Abstract: This report has been produced on behalf of the European Space Agency as part of the study “Assessing the Use of BIOMASS Mission Information within Global Vegetation and Carbon Models”, ESTEC Contract No. 20989/07/NL/CB. It reflects the substantial interest of the European and international climate and global change research communities in the potential of a future spatially resolved, consistent global data set of space-based biomass measurements for monitoring, simulation and prediction. The interim report has highlighted the importance of the vegetation biomass to the global carbon cycle. The present report is structured in two different sections that describe 1) how biomass can be estimated from different data products and 2) how biomass can be modelled at a global scale. The ground data part demonstrates different approaches for estimating biomass and examines the relationship between height and biomass as well as the influence of stand age on biomass.

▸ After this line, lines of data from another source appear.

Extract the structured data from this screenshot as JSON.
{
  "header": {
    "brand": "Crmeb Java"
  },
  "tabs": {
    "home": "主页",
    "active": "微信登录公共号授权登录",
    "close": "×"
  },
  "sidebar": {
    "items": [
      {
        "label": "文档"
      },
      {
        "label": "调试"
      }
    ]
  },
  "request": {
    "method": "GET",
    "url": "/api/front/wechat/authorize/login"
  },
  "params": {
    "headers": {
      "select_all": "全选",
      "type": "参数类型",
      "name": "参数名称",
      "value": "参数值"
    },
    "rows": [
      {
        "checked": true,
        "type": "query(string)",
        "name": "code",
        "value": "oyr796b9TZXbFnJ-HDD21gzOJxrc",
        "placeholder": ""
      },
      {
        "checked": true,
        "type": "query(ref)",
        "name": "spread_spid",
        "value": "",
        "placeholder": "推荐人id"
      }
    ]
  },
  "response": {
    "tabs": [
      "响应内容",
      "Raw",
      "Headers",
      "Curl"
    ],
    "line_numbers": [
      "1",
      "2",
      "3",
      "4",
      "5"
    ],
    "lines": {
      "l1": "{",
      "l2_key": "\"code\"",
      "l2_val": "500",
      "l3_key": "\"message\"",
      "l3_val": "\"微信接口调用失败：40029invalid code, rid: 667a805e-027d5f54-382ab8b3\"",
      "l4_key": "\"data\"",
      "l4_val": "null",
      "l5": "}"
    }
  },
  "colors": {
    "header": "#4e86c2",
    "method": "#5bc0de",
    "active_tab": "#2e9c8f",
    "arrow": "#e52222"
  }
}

The modelling part gives an overview on how height and biomass are estimated in global vegetation models and how other modelled parameters and processes such as evapotranspiration are influenced by the accuracy of biomass estimates. Woody biomass is altered by human intervention through land use change and forest management. These disturbances lead to major destruction and withdrawal of forest biomass. Vegetation models can significantly benefit from measured data about the type, structure and biomass of vegetation, and therefore BIOMASS could contribute to validate model results and as a result improve the model representation of the processes that underlie biomass stocks and dynamics. In addition, from the site data different allometric functions can be derived so as to provide spatially explicit data for calibration and validation for BIOMASS.